I’ve been thinking about how important trust is in our relationship, business and otherwise. It’s easy to tear trust down and it’s hard to build it up, especially if you’ve spent years doing things that aren’t congruent.
I believe the way people learn to trust is through actions we take. I know that in the organizations that I’ve been involved in people watch actions and don’t listen to words.
If your actions are not congruent with what you say you have no legitimacy. I think this is where telling the truth is important. If you have bad news to deliver, do it promptly and with empathy. If things are working out well, let people know.
If you say that spending time with customers is important then you must spend time with customers. If you tell your managers that you think it’s important for everyone to have hands on and you stay in your office you are giving a message that is not congruent.
It’s the little things that count. Congruency isn’t about big actions; it’s about the little things we do. When a minor mistake happens how do you handle it? If you make an agreement to do something for someone and the agreement had to be changed how do you communicate this?
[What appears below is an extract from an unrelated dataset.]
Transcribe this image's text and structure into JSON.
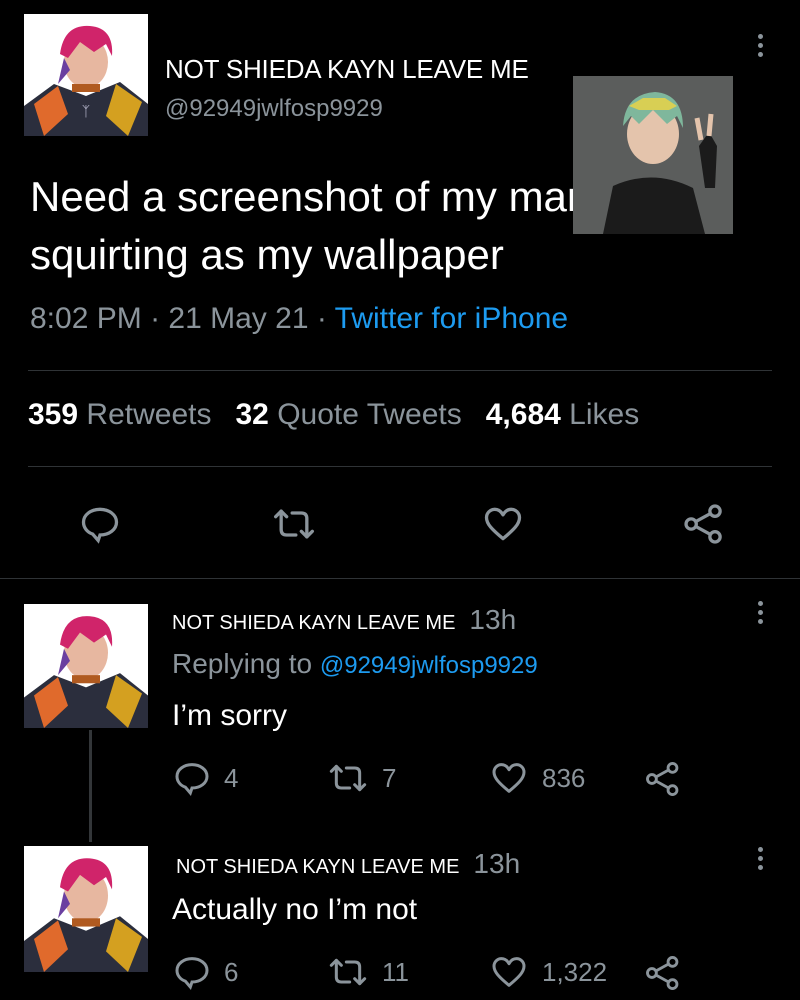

Trust is built a little bit at a time and often it’s taken away a little at a time. It’s small things that add up to big things. Maybe changing an agreement was on a really minor point. Unless you’ve been clear about why the change was made and you take the time to listen to what the effect was on others, you’ve taken a small debit in your trust account.
It’s about matching your words and deeds. Congruency is where words meet deeds. We all might give someone else the benefit of the doubt, but when small injustices continue to happen we think less of the other person.
Dan Sullivan of The Strategic Coach talks about being referable. In his world this means only three things:
- Do what you say you will do.
- Show up on time.
- Say thank you
If you do those three things, your actions will match your words and you’ll be congruent. The more congruent you are, the more others will learn to trust what you do and say.